Got the crossmember bolts out. just need to get the kickdown and transmission lines loose.
 
Can't get the transmission lines loose...am I turning the wrong way? I don't want to twist them up.
Got the crossmember bolts out. just need to get the kickdown and transmission lines loose.
For the transmission lines, if you don't have the right tool, get a vise grip to break it lose, then you can continue with an open end.
With the vise grip, you tighten it really well and then you will not risk stripping th nut.
 
Holy Mackeral...I got it out...but that was one of the hardest things I have ever done...ever....
I still got the torque convertor on there...can't figure out how to remove it.

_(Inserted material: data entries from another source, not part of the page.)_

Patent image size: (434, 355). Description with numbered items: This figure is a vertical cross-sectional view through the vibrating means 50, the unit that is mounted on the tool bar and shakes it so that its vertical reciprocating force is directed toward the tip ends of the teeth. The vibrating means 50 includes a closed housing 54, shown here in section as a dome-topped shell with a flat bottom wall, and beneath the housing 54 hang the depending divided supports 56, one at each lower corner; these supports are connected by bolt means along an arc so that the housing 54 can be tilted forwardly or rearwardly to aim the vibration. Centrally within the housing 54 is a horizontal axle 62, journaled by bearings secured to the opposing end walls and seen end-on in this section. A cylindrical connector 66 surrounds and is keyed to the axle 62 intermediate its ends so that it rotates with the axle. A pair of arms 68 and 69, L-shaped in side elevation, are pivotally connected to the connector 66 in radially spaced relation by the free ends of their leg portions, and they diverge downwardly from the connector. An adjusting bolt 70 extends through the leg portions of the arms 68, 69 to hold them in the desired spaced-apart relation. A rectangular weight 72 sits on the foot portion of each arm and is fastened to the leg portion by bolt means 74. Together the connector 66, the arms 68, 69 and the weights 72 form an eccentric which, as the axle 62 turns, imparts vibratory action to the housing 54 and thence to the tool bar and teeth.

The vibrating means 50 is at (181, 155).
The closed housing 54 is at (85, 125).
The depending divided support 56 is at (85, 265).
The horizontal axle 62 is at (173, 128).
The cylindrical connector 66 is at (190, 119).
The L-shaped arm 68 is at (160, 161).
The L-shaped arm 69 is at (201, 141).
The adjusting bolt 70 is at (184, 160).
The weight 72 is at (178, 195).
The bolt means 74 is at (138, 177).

It wasn't pretty...I was using the hoist from above and the floor jack below...and that freaky cross member got stuck...I spent 2 hours trying to get it out from between the frames...

Then when I let off the jack, the rear lowered but I still couldn't get the transmission off...hope I didn't ruin anything...I jacked it back up straight and put the floor jack on the transfer case...then I pulled it towards the back wheels real hard and the transmission fell off the torque convertor.

I pulled it out from under the truck with my hands and then used the hoist to get it in the back of my DD. Man that thing is heavy and big with the transfer case on it...I drained it and still got about a gallon of red fluid on the floor.


I need to get that torque convertor off.....

HOOD01DSC_0002.JPG

HOOD02DSC_0003.JPG

HOOD03DSC_0004.JPG
 
SHould be 3 bolts through the flywheel holding the torque converter on.
 
easy roll motor to get to each one on the bottom side. just to ether side of the oil pan . best if pull starter and use that area to get at the 3 bolts.
 
ur motor shouldnt be too hard to turn flywheel by hand to get each bolt towards the bottom, I know my 305 was easy, but we needed 3 people when i put the new motor in.